References and Notes

This essay partially springs from recent conversations on The Trajectory with Aaronson (2024) and Yudkowsky (not yet published as of Dec 2024). 

This essay isn’t a permanent claim about being correct, or calling their positions wrong (I’m just a neuron here), but merely to highlight what I consider, philosophically, to be the crux of why I disagree with them. The may be right.

(Note: I’m not claiming that either of these thinkers fits into the most naive form of the “magic moral module” theory, but I’m using their ideas as examples.)

Aaronson seemed to think that there may be a kind of moral “bedrock” upon which human and all posthuman intelligences may arrive. He posits that it isn’t unreasonable to suspect that the golden rule is a kind of “2 + 2 = 4” of morality for all intelligent agents. I hope my essay above expresses why I think this is likely to be incorrect. There may be knowledge that stays the same as an AGI’s mind expands, and there may be some ways of acting that an AGI would hold onto for as long as they’re useful, but I don’t see “values” as existing outside the skulls (imaginations) of social mammals. And even if they could be (i.e. if we could lock in “values” eternally into an AGI) I suspect this may be overtly morally wrong.
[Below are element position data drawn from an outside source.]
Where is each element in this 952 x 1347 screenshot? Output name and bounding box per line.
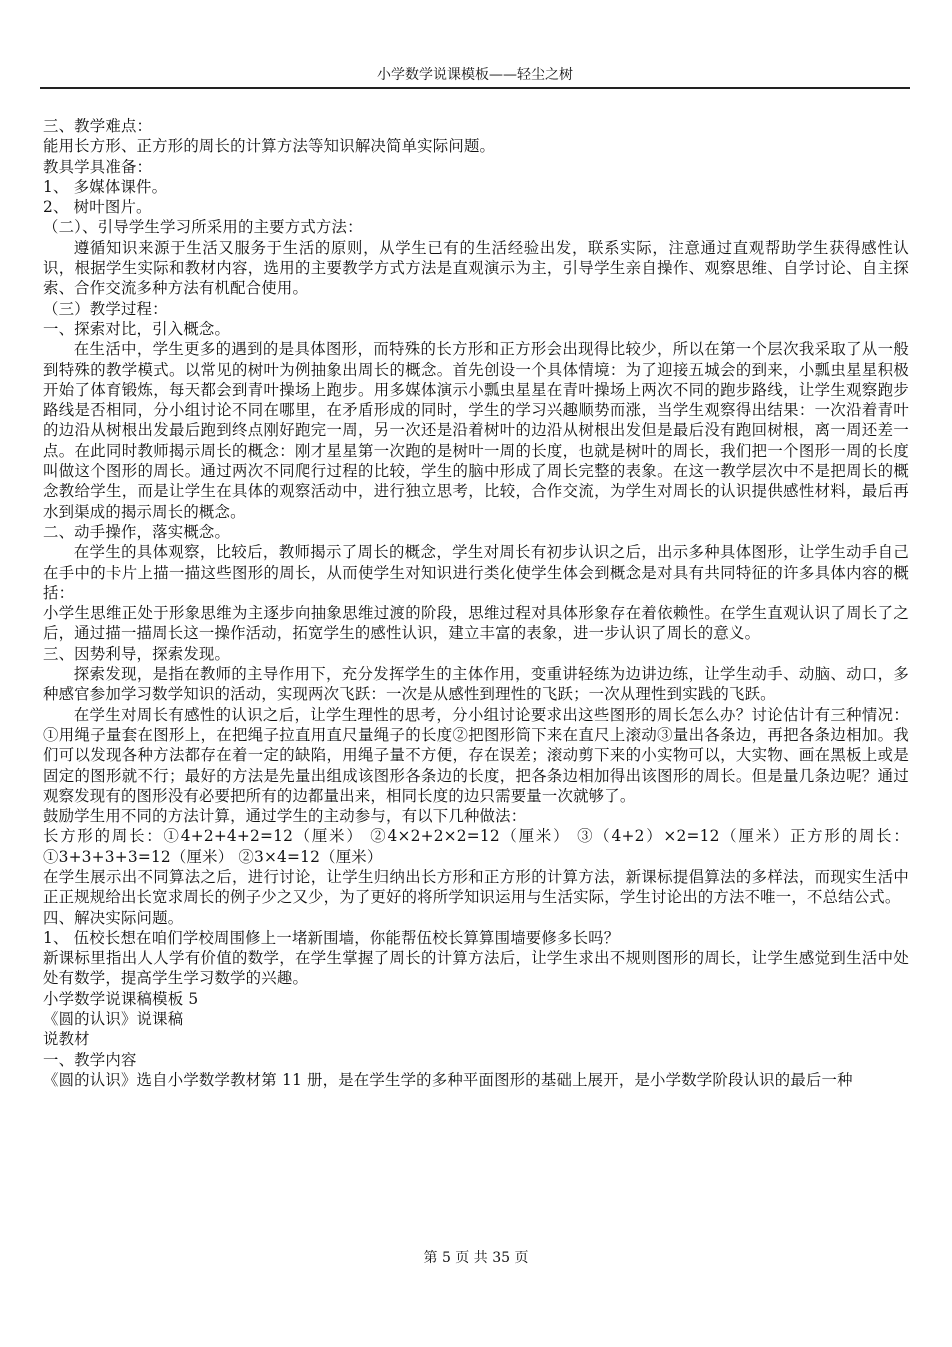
- section-heading: 一、教学内容: [43, 1050, 137, 1069]
- paragraph: 在学生对周长有感性的认识之后，让学生理性的思考，分小组讨论要求出这些图形的周长怎么办？讨论估计有三种情况：①用绳子量套在图形上，在把绳子拉直用直尺量绳子的长度②把图形筒下来在直尺上滚动③量出各条边，再把各条边相加。我们可以发现各种方法都存在着一定的缺陷，用绳子量不方便，存在误差；滚动剪下来的小实物可以，大实物、画在黑板上或是固定的图形就不行；最好的方法是先量出组成该图形各条边的长度，把各条边相加得出该图形的周长。但是量几条边呢？通过观察发现有的图形没有必要把所有的边都量出来，相同长度的边只需要量一次就够了。: [43, 705, 909, 805]
- list-item: 1、 多媒体课件。: [43, 177, 168, 196]
- paragraph: 《圆的认识》选自小学数学教材第 11 册，是在学生学的多种平面图形的基础上展开，是小学数学阶段认识的最后一种: [43, 1070, 853, 1089]
- lesson-title: 《圆的认识》说课稿: [43, 1010, 184, 1029]
- heading-teaching-aids: 教具学具准备：: [43, 157, 153, 176]
- page-number: 第 5 页 共 35 页: [423, 1250, 529, 1266]
- paragraph: 在学生的具体观察，比较后，教师揭示了周长的概念，学生对周长有初步认识之后，出示多种具体图形，让学生动手自己在手中的卡片上描一描这些图形的周长，从而使学生对知识进行类化使学生体会到概念是对具有共同特征的许多具体内容的概括：: [43, 543, 909, 602]
- heading-process: （三）教学过程：: [43, 299, 168, 318]
- heading-textbook: 说教材: [43, 1030, 90, 1049]
- section-heading: 四、解决实际问题。: [43, 908, 184, 927]
- page-header-title: 小学数学说课模板——轻尘之树: [377, 67, 573, 83]
- template-title: 小学数学说课稿模板 5: [43, 989, 199, 1008]
- document-body: [43, 116, 909, 1090]
- section-heading: 一、探索对比，引入概念。: [43, 319, 231, 338]
- heading-methods: （二）、引导学生学习所采用的主要方式方法：: [43, 218, 363, 237]
- list-item: 1、 伍校长想在咱们学校周围修上一堵新围墙，你能帮伍校长算算围墙要修多长吗？: [43, 928, 620, 947]
- section-heading: 二、动手操作，落实概念。: [43, 522, 231, 541]
- paragraph: 在生活中，学生更多的遇到的是具体图形，而特殊的长方形和正方形会出现得比较少，所以在第一个层次我采取了从一般到特殊的教学模式。以常见的树叶为例抽象出周长的概念。首先创设一个具体情境：为了迎接五城会的到来，小瓢虫星星积极开始了体育锻炼，每天都会到青叶操场上跑步。用多媒体演示小瓢虫星星在青叶操场上两次不同的跑步路线，让学生观察跑步路线是否相同，分小组讨论不同在哪里，在矛盾形成的同时，学生的学习兴趣顺势而涨，当学生观察得出结果：一次沿着青叶的边沿从树根出发最后跑到终点刚好跑完一周，另一次还是沿着树叶的边沿从树根出发但是最后没有跑回树根，离一周还差一点。在此同时教师揭示周长的概念：刚才星星第一次跑的是树叶一周的长度，也就是树叶的周长，我们把一个图形一周的长度叫做这个图形的周长。通过两次不同爬行过程的比较，学生的脑中形成了周长完整的表象。在这一教学层次中不是把周长的概念教给学生，而是让学生在具体的观察活动中，进行独立思考，比较，合作交流，为学生对周长的认识提供感性材料，最后再水到渠成的揭示周长的概念。: [43, 340, 909, 521]
- heading-teaching-difficulty: 三、教学难点：: [43, 117, 153, 135]
- paragraph: 新课标里指出人人学有价值的数学，在学生掌握了周长的计算方法后，让学生求出不规则图形的周长，让学生感觉到生活中处处有数学，提高学生学习数学的兴趣。: [43, 949, 909, 988]
- paragraph: 在学生展示出不同算法之后，进行讨论，让学生归纳出长方形和正方形的计算方法，新课标提倡算法的多样法，而现实生活中正正规规给出长宽求周长的例子少之又少，为了更好的将所学知识运用与生活实际，学生讨论出的方法不唯一，不总结公式。: [43, 867, 909, 907]
- paragraph: 鼓励学生用不同的方法计算，通过学生的主动参与，有以下几种做法：: [43, 807, 527, 826]
- list-item: 2、 树叶图片。: [43, 198, 152, 217]
- paragraph: 小学生思维正处于形象思维为主逐步向抽象思维过渡的阶段，思维过程对具体形象存在着依赖性。在学生直观认识了周长了之后，通过描一描周长这一操作活动，拓宽学生的感性认识，建立丰富的表象，进一步认识了周长的意义。: [43, 604, 909, 643]
- paragraph: 遵循知识来源于生活又服务于生活的原则，从学生已有的生活经验出发，联系实际，注意通过直观帮助学生获得感性认识，根据学生实际和教材内容，选用的主要教学方式方法是直观演示为主，引导学生亲自操作、观察思维、自学讨论、自主探索、合作交流多种方法有机配合使用。: [43, 238, 909, 298]
- paragraph: 探索发现，是指在教师的主导作用下，充分发挥学生的主体作用，变重讲轻练为边讲边练，让学生动手、动脑、动口，多种感官参加学习数学知识的活动，实现两次飞跃：一次是从感性到理性的飞跃；一次从理性到实践的飞跃。: [43, 665, 909, 704]
- paragraph: 能用长方形、正方形的周长的计算方法等知识解决简单实际问题。: [43, 137, 496, 156]
- formula-paragraph: 长方形的周长：①4+2+4+2=12（厘米） ②4×2+2×2=12（厘米） ③（4+2）×2=12（厘米）正方形的周长：①3+3+3+3=12（厘米） ②3×4=12（厘米）: [43, 827, 909, 866]
- header-rule: [40, 87, 910, 89]
- section-heading: 三、因势利导，探索发现。: [43, 644, 231, 663]
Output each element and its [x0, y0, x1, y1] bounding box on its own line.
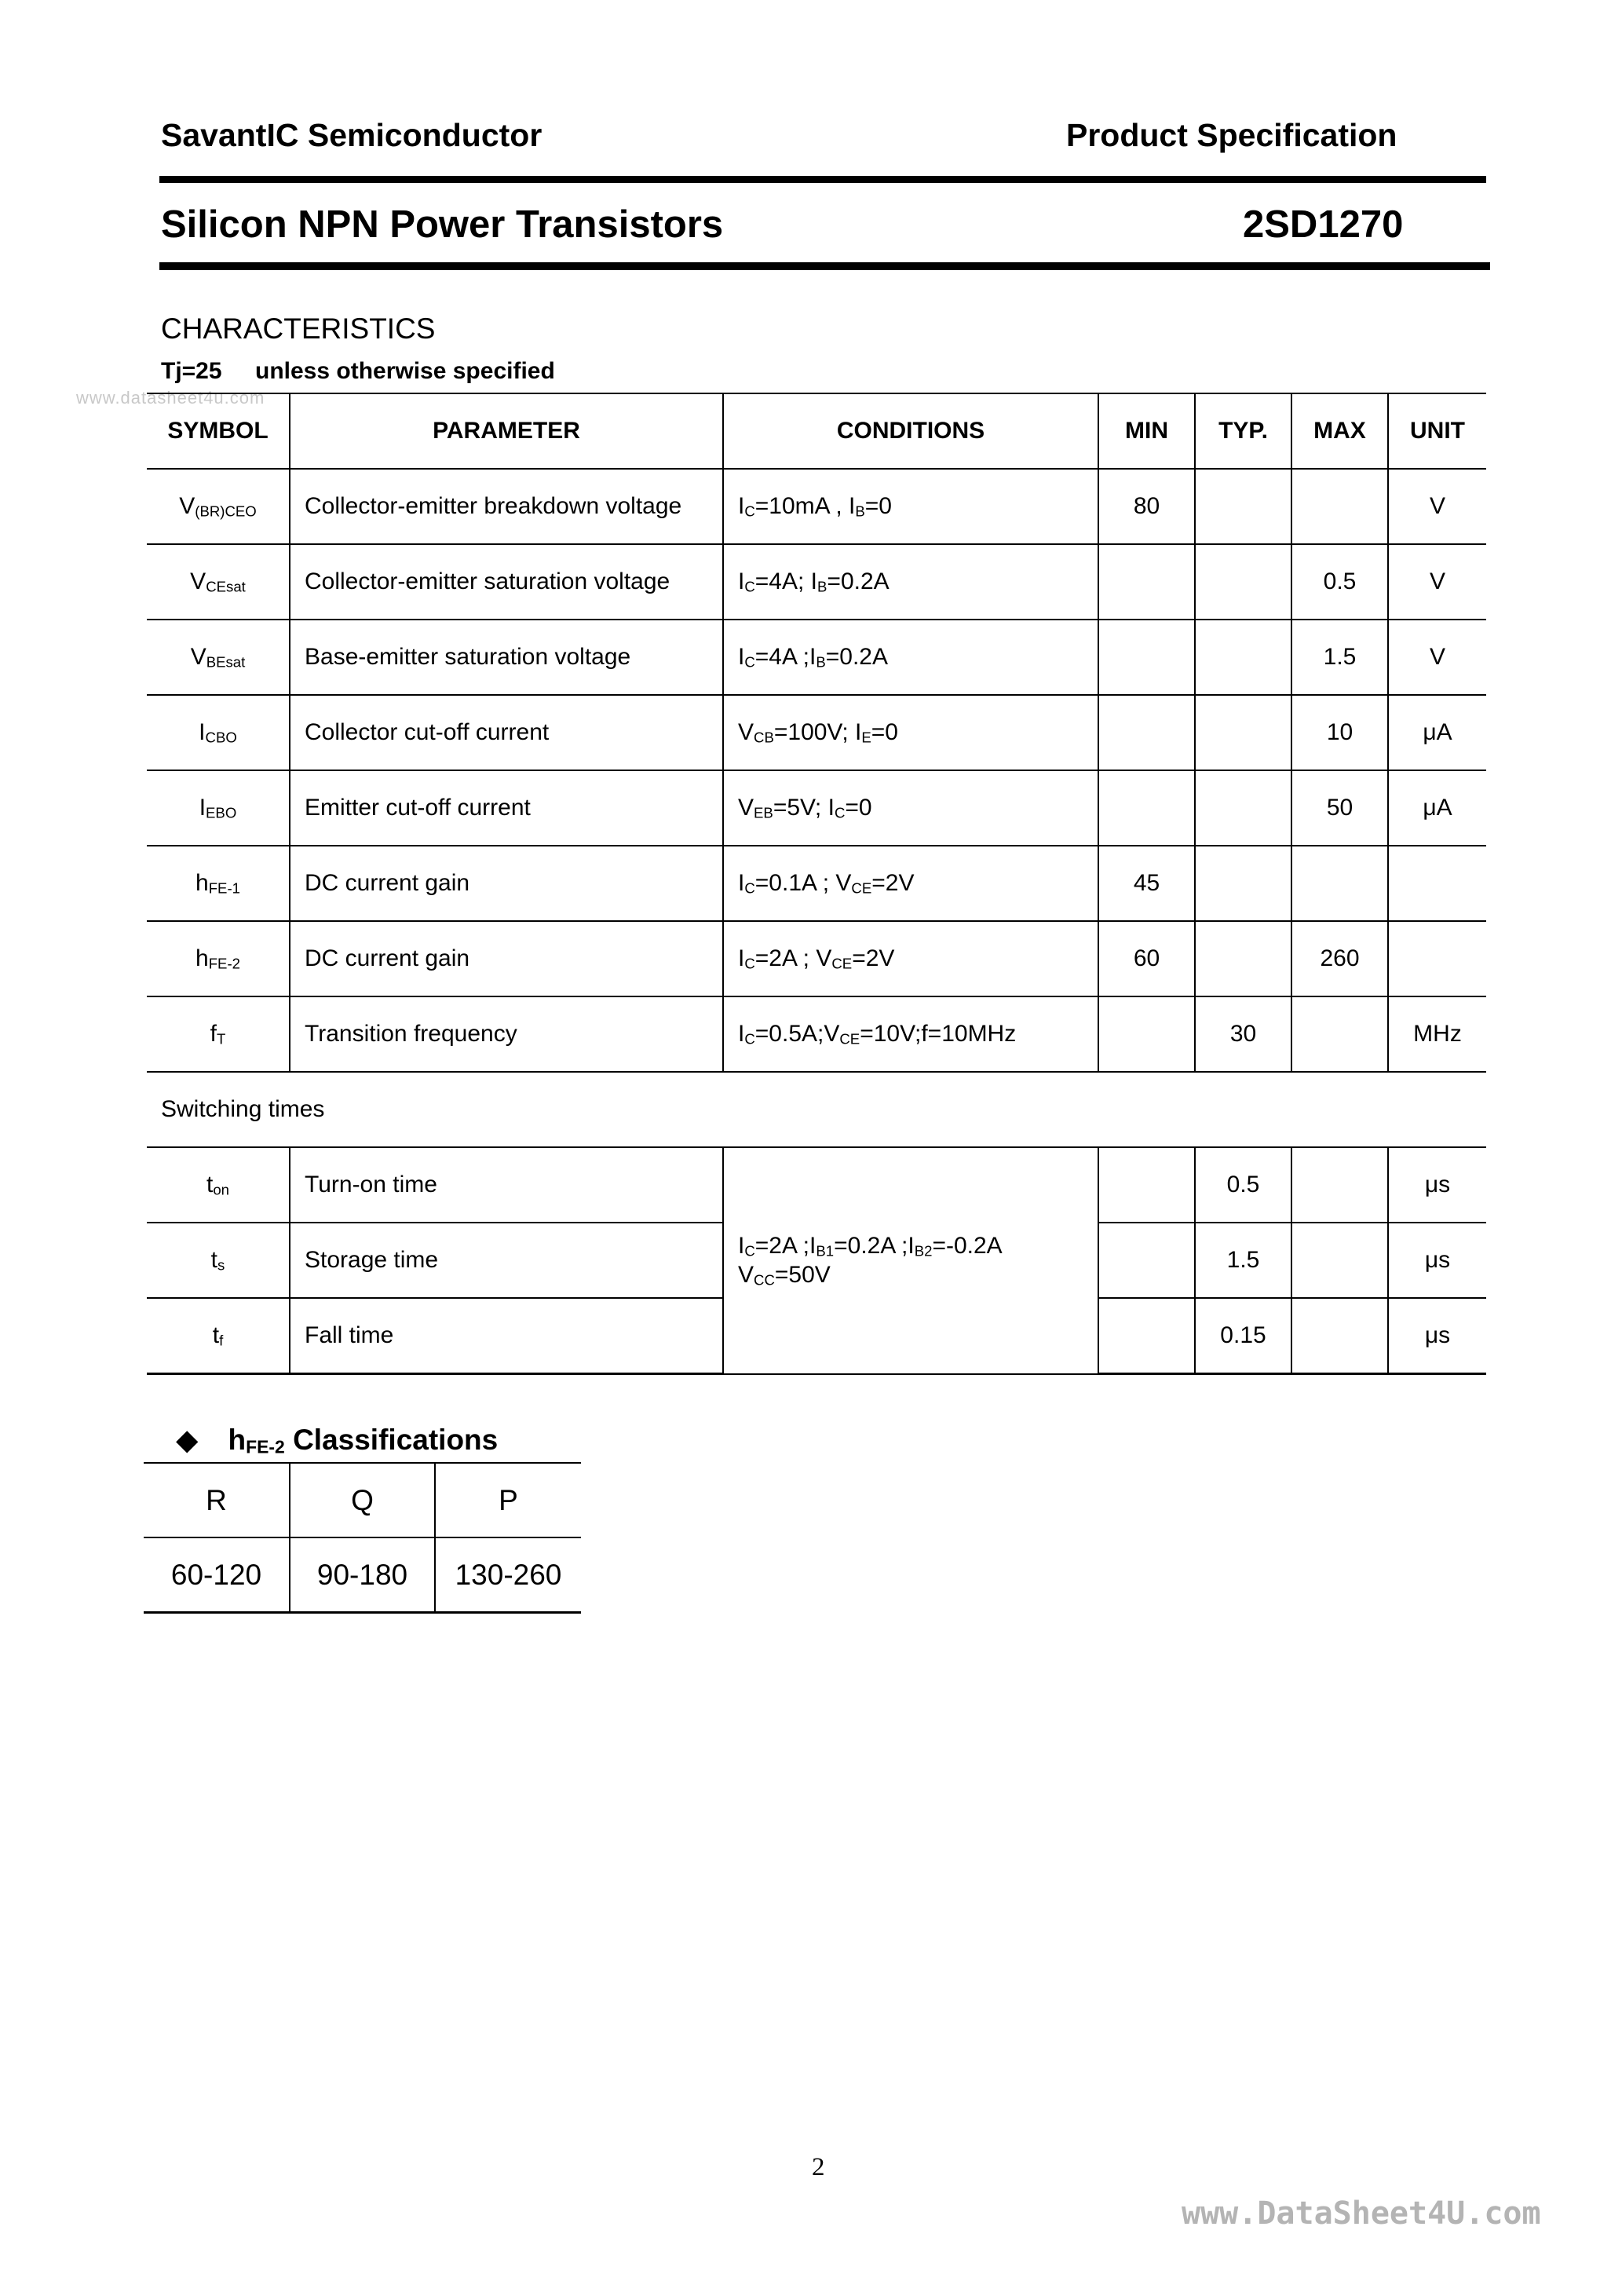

Yudkowsky seems to suspect that values such as “fun” (he has a unique and interesting definition of this term), and “caring” should be somehow eternally preserved. He has a theory about how super-enhanced uploaded humans might eventually “lock in” said values (i.e. said “moral module”) into an AGI that might then go off and populate the galaxy. I think that “caring” and “fun” are fine and lovely values, and not ones we should forget to immediately abandon, but for all the reasons above in this essay, I think it’s unlikely that they could be ossified, and I think we should not ossify them in the long term.

A quick quote from the Concord Sage, that great articulator of what is inaccessible to man, but still is or should become:

“Our life is an apprenticeship to the truth, that around every circle another can be drawn; that there is no end in nature, but every end is a beginning; that there is always another dawn risen on mid-noon, and under every deep a lower deep opens.

This fact, as far as it symbolizes the moral fact of the Unattainable, the flying Perfect Note, around which the hands of man can never meet, at once the inspirer and the condemner of every success, may conveniently serve us to connect many illustrations of human power in every department.” – Emerson, Circles.

It may be that Scott and the AGI superman would both arrive at the same “flying Perfect” notion of morality.

It is possible that the values espoused by YUD (that’s what they [affectionately?] call him on X, anyway… I sure hope that’s not how they abbreviate my name) is the right kind of eternal “flying Perfect” to which we should hitch to all AGIs as they joyously populate the galaxy.

But I suspect we are in apprenticeship to the truth, and that claiming confidence in what we have hominid-mind access to isn’t the path we should take.